Larry Lamb has dealt with severe anxiety over a long career of performances. When he commenced as an amateur actor, long before Gavin and Stacey, he enjoyed the preparation but performing filled him with fear. “The instant I got in front of an audience,” he says, “it all would get hazy. My legs would start shaking wildly.”

The performance anxiety didn’t ease when he became a pro. “It persisted for about 30 years, but I just got better and better at masking it.” In 2001, he dried up as Claudius in Hamlet, for the Royal Shakespeare Company. “It was the early performance at Stratford-upon-Avon. I was just into my first speech, when Claudius is speaking to the people of Denmark, when my lines got stuck in space. It got worse and worse. The whole cast were up on the stage, watching me as I utterly lost it.”

He endured that act but the leader recognised what had happened. “He understood I wasn’t in charge but only appearing I was. He said, ‘You’re not connecting to the audience. When the illumination come down, you then ignore them.’”

The director left the general illumination on so Lamb would have to acknowledge the audience’s presence. It was a pivotal moment in the actor’s career. “Slowly, it got improved. Because we were performing the show for the bulk of the year, over time the stage fright went away, until I was self-assured and directly engaging with the audience.”

Now 78, Lamb no longer has the vigor for stage work but loves his gigs, delivering his own poetry. He says that, as an actor, he kept obstructing of his role. “You’re not giving the freedom – it’s too much you, not enough persona.”

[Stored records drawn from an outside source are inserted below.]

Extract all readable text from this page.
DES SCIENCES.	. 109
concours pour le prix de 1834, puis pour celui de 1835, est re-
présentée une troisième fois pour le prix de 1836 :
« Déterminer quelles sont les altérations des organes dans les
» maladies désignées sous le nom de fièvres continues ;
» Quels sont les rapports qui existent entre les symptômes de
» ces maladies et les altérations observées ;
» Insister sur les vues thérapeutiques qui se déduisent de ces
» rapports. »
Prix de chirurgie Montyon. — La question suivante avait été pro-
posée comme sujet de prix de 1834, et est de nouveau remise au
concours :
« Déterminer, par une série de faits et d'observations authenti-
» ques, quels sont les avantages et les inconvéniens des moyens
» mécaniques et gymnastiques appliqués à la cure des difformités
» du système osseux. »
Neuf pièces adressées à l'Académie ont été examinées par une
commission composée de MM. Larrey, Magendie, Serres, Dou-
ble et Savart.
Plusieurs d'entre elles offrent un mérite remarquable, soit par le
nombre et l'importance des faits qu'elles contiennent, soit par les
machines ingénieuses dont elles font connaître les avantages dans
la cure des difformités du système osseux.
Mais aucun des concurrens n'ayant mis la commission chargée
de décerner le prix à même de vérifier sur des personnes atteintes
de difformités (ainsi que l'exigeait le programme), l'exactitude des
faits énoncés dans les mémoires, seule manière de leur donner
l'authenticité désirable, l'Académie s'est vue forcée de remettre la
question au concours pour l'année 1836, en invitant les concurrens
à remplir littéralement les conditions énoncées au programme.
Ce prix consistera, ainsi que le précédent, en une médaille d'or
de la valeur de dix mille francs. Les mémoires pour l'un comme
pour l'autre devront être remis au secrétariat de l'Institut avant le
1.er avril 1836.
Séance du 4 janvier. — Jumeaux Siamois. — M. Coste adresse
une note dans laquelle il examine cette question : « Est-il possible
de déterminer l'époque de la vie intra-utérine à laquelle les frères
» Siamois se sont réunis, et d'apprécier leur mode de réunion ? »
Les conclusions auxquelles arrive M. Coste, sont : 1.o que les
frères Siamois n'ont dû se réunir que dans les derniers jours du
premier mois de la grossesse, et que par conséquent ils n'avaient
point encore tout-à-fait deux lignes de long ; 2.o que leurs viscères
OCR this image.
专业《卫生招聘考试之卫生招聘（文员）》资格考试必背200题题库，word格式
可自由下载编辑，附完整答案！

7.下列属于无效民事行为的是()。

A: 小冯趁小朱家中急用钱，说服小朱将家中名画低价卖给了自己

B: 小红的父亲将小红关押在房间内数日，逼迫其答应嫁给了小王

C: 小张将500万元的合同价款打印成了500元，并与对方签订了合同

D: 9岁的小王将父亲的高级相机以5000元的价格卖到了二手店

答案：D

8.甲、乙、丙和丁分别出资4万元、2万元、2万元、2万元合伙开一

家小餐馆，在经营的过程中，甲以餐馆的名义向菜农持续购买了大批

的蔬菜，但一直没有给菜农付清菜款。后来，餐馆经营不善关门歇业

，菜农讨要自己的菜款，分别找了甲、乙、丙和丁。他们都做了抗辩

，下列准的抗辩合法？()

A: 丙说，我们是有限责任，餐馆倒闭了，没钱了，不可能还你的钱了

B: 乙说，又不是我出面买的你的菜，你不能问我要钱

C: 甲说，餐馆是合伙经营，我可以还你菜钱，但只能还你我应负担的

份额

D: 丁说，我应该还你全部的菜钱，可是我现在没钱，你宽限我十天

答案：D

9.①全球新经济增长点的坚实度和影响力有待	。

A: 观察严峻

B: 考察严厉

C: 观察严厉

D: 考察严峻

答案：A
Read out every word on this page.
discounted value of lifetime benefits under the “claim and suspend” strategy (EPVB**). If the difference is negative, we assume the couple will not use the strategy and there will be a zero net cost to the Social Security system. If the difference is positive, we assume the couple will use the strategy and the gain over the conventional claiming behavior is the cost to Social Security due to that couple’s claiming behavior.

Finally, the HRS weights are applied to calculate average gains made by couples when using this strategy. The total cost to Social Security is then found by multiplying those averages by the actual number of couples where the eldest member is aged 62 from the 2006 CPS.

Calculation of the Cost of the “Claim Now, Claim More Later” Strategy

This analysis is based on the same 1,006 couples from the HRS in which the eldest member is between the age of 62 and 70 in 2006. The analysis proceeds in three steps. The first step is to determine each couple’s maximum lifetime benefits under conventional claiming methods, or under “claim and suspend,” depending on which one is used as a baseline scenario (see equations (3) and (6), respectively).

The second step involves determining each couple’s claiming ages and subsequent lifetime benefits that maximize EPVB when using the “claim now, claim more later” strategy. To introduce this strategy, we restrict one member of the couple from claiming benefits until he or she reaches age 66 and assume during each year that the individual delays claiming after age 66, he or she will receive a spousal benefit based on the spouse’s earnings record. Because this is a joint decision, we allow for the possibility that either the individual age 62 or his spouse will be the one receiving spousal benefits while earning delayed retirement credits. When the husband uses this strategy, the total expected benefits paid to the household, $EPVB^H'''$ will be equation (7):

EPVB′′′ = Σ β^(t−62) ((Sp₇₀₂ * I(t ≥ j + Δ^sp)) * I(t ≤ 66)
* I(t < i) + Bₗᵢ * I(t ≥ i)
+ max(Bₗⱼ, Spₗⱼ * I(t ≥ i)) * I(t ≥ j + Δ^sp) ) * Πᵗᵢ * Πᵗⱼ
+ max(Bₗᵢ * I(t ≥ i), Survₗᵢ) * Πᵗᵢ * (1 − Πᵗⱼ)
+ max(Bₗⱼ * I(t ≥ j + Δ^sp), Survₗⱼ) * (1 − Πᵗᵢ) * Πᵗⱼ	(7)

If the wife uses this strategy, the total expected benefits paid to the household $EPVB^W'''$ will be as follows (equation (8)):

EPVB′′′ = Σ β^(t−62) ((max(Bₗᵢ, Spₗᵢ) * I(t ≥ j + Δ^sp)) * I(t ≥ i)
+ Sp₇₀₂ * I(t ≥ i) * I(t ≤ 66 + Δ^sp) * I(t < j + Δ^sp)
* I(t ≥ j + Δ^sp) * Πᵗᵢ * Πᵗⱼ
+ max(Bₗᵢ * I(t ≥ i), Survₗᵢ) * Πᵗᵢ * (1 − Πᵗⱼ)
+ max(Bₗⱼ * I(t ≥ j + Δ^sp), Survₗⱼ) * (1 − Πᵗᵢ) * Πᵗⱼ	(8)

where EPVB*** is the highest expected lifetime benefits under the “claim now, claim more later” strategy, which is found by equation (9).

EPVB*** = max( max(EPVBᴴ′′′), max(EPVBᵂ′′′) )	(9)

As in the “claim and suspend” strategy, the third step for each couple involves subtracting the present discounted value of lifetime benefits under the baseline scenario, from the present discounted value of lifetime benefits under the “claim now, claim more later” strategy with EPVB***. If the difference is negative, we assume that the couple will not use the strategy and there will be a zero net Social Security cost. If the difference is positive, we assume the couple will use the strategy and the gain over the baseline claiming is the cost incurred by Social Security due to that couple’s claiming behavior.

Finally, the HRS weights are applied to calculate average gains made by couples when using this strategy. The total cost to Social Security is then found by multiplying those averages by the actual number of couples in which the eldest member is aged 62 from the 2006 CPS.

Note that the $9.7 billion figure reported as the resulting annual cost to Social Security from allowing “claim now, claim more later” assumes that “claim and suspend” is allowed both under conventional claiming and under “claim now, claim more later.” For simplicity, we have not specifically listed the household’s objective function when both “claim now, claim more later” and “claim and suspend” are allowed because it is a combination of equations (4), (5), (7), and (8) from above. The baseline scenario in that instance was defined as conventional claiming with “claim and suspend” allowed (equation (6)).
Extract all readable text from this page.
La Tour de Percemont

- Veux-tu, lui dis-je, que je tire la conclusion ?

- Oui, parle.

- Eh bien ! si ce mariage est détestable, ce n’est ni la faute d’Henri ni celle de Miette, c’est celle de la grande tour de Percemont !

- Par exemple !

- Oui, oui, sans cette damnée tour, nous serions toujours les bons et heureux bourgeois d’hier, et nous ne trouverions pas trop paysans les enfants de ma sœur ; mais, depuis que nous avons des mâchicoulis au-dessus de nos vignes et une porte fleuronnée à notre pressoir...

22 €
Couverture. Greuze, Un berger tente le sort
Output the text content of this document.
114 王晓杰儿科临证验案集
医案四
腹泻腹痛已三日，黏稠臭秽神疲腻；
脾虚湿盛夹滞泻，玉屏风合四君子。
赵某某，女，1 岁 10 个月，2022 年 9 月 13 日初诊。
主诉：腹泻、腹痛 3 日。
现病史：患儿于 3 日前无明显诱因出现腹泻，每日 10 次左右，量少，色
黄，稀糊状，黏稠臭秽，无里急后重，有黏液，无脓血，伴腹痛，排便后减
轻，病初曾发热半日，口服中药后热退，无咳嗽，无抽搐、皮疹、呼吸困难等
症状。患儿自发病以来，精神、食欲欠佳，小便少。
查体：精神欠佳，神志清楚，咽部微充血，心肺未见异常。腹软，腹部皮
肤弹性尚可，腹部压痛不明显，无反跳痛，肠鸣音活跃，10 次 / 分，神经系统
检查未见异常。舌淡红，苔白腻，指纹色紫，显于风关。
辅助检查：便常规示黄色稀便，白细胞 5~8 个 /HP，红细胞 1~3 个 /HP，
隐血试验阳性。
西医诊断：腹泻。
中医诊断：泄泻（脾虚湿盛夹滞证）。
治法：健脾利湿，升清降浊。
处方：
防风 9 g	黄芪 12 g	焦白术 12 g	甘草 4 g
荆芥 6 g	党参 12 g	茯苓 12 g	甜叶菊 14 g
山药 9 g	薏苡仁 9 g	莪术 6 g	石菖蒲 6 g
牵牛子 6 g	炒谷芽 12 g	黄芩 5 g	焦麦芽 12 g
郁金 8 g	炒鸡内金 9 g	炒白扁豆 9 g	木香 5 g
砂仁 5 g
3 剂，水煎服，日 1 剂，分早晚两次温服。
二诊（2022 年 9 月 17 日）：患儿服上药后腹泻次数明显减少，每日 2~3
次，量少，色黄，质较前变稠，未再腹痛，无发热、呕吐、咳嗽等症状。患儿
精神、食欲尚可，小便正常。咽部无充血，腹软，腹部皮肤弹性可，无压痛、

Harmony Rose-Bremner, who was selected in The Years in 2024, echoes this. “Self-awareness and self-doubt go against everything you’re attempting to do – which is to be uninhibited, release, fully lose yourself in the part. The question is, ‘Can I allow space in my mind to let the persona to emerge?’” In The Years, as one of five actors all playing the same woman in distinct periods of her life, she was excited yet felt intimidated. “I’ve developed doing theatre. It was always my safe space. I didn’t ever think I’d ever feel performance anxiety.”

‘Like your breath is being drawn out’ … Harmony Rose-Bremner, right, with the cast of The Years.

She remembers the night of the initial performance. “I actually didn’t know if I could continue,” she says. “It was the initial instance I’d had like that.” She succeeded, but felt overwhelmed in the very opening scene. “We were all motionless, just speaking out into the void. We weren’t observing one other so we didn’t have each other to interact with. There were just the dialogue that I’d rehearsed so many times, coming towards me. I had the standard symptoms that I’d had in minor form before – but never to this degree. The sensation of not being able to breathe properly, like your air is being drawn out with a void in your torso. There is nothing to cling to.” It is worsened by the emotion of not wanting to fail cast actors down: “I felt the duty to everybody else. I thought, ‘Can I endure this immense thing?’”

Zachary Hart blames self-doubt for triggering his nerves. A back condition prevented his dreams to be a athlete, and he was working as a machine operator when a acquaintance enrolled to theatre college on his behalf and he got in. “Performing in front of people was completely alien to me, so at drama school I would wait until the end every time we did something. I continued because it was sheer escapism – and was preferable than industrial jobs. I was going to give my all to conquer the fear.”

His first acting job was in Nicholas Hytner’s Julius Caesar at the Bridge theatre. When the cast were notified the play would be captured for NT Live, he was “terrified”. Some time later, in the first preview of The Constituent, in which he was cast alongside James Corden and Anna Maxwell-Martin, he delivered his initial line. “I heard my accent – with its pronounced Black Country speech – and {looked

Marc Salinas
Marc Salinas

Environmental scientist and writer passionate about sustainable solutions and community-driven eco-projects.